Tuesday, December 11, 2012

Final Thoughts

The conversation we had today sparked some thoughts. As we talked about the moral responsibilities of a teacher, I reflected on the experience I had during my field placement.

One day, as my co-op and I were grading, my co-op handed me a student's draft of a memoir and said, "take a look at this." What I ended up reading, was a memoir of a girl's experience with bullying. I don't remember every detail at this point, but I do remember what was probably the biggest blow for her. As she was walking in the hallway one day, a male student behind her said something like, "No one likes you. There's no point of you being here." This is probably not the exact wording. However, I know that I whatever it was, surprised me in its brutality. I sighed as I handed back the memoir to my co-op. The girl that wrote this memoir was a sweet, friendly girl. I would have never thought that she would be a victim of bullying and that she would start questioning her existence. How sad.

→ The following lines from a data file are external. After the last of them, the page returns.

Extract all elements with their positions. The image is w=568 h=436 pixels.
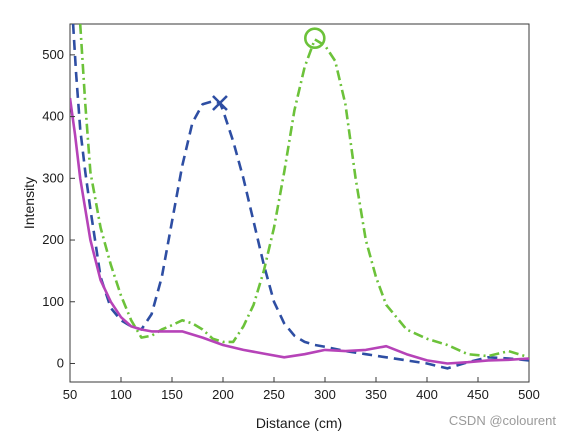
y-tick-label: 100 (42, 294, 64, 309)
y-axis-label: Intensity (21, 177, 37, 229)
peak-marker-cross (212, 95, 228, 111)
series-line-3 (70, 97, 529, 365)
watermark: CSDN @colourent (448, 413, 556, 428)
x-tick-label: 350 (365, 387, 387, 402)
x-tick-label: 250 (263, 387, 285, 402)
x-tick-label: 450 (467, 387, 489, 402)
y-axis-ticks: 0 100 200 300 400 500 (42, 47, 75, 370)
series-line-1 (71, 24, 529, 370)
x-tick-label: 50 (63, 387, 77, 402)
y-tick-label: 0 (57, 355, 64, 370)
x-tick-label: 100 (110, 387, 132, 402)
series-line-2 (78, 24, 529, 359)
x-tick-label: 400 (416, 387, 438, 402)
peak-marker-circle (303, 27, 326, 49)
series-layer (70, 24, 529, 370)
x-tick-label: 200 (212, 387, 234, 402)
plot-area (69, 23, 530, 383)
x-tick-label: 150 (161, 387, 183, 402)
y-tick-label: 200 (42, 232, 64, 247)
marker-layer (212, 27, 326, 111)
x-tick-label: 500 (518, 387, 540, 402)
x-axis-ticks: 50 100 150 200 250 300 350 400 450 500 (63, 377, 540, 402)
y-tick-label: 500 (42, 47, 64, 62)
x-axis-label: Distance (cm) (256, 415, 342, 431)
y-tick-label: 400 (42, 109, 64, 124)
y-tick-label: 300 (42, 170, 64, 185)
x-tick-label: 300 (314, 387, 336, 402)
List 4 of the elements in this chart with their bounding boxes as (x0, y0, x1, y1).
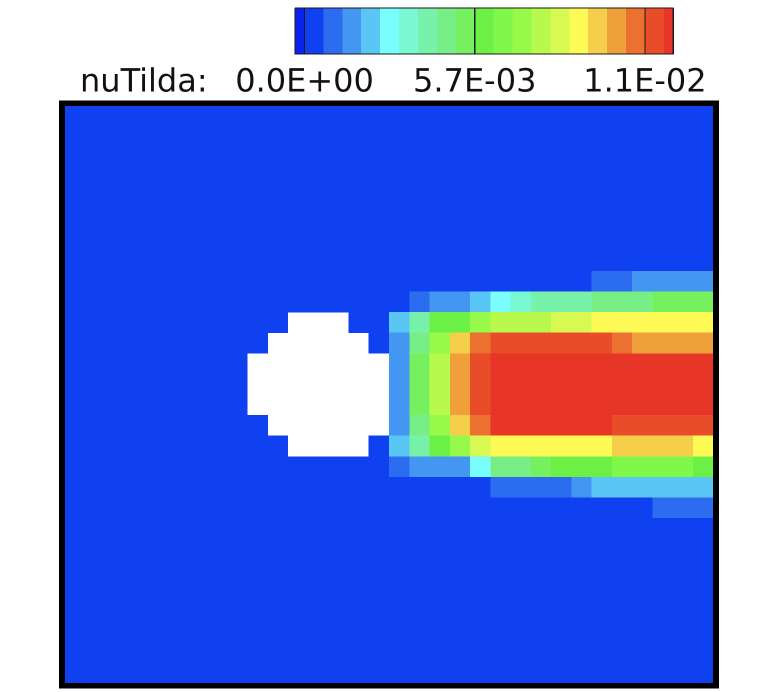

My co-op seemed to brush it off at that moment-- not that she didn't recognize the weight of the matter. Looking back, I wished I would have asked how she planned to deal with this. Although, I have full confidence that my co-op dealt with it appropriately.

1 comment:

  1. This is crazy Amy! I wish your co-op would have said more at the moment it happened. I mean, I'm wondering how often it happens for her not to have done something right away, or does she just take it day by day? That is awful. I don't every think I knew anyone that was bullied in school, or it never was obvious, but I am sure there were. I guess I never thought about it as often as we talk about it in our issues and most of our Ed classes.